Wednesday, September 21, 2011

Dark Water


Overview:  Water flows constintly in this run-down-i'd-rather-live-in-Harlem kind of neighborhood, and it isn't the good kind of water, this is the kind of H2O someone would expect to see at the bottom of a portapotty (man that's disgusting imagery).  Because of her douchie Jersey-shore ex-husband, Dahlia and her unnaturally happy daughter move to the previously mentioned crapptacular place in hopes to make a new start.  But the longer they stay at the apartment they begin to realize that the people living above them either suck at fixing an overflowing toilet, or they are disgusting horders that role in their own filth.

The Good:  I like Jennifer Connelly, and not the "I wish I took her to MacDonald's" kind of nice, but more like the "We have a secret handshake that's full of gangster symbols" type.  When watching the "Dark Water" trailer I was again deceived because the trailer made it look like the storyline was vast and complex, but to my delight (which is very simular to finding a twinkie and $5 on the ground in one day) the story was suprisingly simple and easy to follow.   You knew that there was going to be a twist at the end, but at least this one you can guess your way through.  May it also be known that I am a fan of dark liquid substances (mostly blood) coming out of the walls in movies, I don't know why but it reminds me of having pancakes for dinner.
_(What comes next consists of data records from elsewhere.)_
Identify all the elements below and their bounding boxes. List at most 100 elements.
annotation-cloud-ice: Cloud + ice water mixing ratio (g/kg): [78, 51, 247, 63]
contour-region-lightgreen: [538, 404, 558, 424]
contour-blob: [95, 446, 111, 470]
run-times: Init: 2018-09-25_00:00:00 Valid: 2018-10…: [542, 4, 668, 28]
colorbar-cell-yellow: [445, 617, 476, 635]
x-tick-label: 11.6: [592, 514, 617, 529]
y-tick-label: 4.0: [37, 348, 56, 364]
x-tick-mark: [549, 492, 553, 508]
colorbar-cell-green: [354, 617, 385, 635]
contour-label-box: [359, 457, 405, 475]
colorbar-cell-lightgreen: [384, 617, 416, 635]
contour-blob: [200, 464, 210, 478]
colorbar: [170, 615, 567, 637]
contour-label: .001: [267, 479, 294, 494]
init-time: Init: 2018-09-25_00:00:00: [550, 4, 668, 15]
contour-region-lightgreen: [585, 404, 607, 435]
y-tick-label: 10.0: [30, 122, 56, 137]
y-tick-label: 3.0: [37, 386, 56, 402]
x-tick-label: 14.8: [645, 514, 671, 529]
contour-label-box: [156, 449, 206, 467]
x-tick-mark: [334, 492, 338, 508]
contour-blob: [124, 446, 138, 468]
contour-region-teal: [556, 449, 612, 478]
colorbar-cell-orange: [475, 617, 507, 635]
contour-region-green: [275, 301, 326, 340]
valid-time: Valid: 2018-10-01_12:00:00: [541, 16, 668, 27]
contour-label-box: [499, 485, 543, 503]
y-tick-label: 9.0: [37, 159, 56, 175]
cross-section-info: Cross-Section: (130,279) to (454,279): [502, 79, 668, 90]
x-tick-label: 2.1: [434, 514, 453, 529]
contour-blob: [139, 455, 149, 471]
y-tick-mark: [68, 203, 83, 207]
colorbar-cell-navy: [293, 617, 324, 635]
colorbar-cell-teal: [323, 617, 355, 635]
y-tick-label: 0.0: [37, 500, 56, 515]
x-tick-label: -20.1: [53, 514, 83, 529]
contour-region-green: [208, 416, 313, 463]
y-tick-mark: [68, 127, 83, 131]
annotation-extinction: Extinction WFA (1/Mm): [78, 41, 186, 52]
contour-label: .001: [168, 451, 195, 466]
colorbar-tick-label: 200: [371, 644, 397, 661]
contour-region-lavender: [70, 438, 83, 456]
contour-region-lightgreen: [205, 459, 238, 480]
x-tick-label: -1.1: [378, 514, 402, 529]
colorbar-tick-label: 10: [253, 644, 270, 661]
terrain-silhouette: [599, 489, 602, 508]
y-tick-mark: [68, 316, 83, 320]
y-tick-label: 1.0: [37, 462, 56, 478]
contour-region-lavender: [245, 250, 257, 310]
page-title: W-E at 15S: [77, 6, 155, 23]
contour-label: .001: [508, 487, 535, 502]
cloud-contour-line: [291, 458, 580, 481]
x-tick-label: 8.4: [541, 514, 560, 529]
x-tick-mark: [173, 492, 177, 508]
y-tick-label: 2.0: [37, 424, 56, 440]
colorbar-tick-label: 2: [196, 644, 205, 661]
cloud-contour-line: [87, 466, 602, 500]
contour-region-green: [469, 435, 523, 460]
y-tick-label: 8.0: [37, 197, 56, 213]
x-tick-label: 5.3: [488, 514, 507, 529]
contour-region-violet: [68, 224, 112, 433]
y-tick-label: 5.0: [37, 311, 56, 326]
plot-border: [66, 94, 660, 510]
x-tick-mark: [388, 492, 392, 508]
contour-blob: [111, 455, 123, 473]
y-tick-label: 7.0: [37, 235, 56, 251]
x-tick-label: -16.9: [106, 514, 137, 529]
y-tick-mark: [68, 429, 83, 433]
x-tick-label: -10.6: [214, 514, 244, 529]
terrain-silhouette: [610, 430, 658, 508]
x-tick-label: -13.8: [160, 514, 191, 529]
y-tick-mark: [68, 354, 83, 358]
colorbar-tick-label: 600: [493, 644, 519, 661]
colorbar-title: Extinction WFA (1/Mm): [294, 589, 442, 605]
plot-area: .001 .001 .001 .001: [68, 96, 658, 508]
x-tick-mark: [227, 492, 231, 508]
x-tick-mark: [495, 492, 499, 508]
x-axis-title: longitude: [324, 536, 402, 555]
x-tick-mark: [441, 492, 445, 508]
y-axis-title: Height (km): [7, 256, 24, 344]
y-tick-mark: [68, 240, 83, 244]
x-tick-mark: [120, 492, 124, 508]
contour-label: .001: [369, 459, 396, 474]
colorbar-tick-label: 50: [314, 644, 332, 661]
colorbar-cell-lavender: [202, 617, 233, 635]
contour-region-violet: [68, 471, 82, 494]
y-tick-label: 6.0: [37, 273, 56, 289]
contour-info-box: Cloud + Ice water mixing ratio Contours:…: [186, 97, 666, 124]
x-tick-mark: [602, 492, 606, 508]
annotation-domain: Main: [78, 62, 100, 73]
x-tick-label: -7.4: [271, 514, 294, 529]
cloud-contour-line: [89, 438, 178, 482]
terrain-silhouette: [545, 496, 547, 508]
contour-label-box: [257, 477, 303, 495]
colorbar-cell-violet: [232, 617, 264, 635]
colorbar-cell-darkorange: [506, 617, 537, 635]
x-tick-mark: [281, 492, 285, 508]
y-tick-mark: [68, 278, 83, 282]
The Bad:  The movie isn't joking around when it says that "Water" is it's key ingrediant, IT'S EVERYWHERE!!  After the movie was over C and I said to each other "I feel soaking wet and dirty", and then I proceeded to fill my tub with hand sanitizer and basked in it's cleansing powers.  Although this was a cute and fun little movie to watch, it was a little VERY anti-climatic.  I don't know how many Japanese Horror remakes Hollywood is going to do, but I think it's about time to call it quits, because it looks like they're trying to make another "Ring", but that obviously failed when they tried "Ring 2".  Now if they were to do a sequel to this movie I would definitly have a helping hand in coming up with a title, and it would be called "Dark Toilet Water" rated NC-17 for crohnsy effects!! I know that's a little weird to say, but there was a part of me that demanded it.

The Ugly:  I would go see this, but if you have hopes for it to be the next "Ring" movie then you might as well stick your head in the oven and turn it on 400, because "The Ring" movies are over!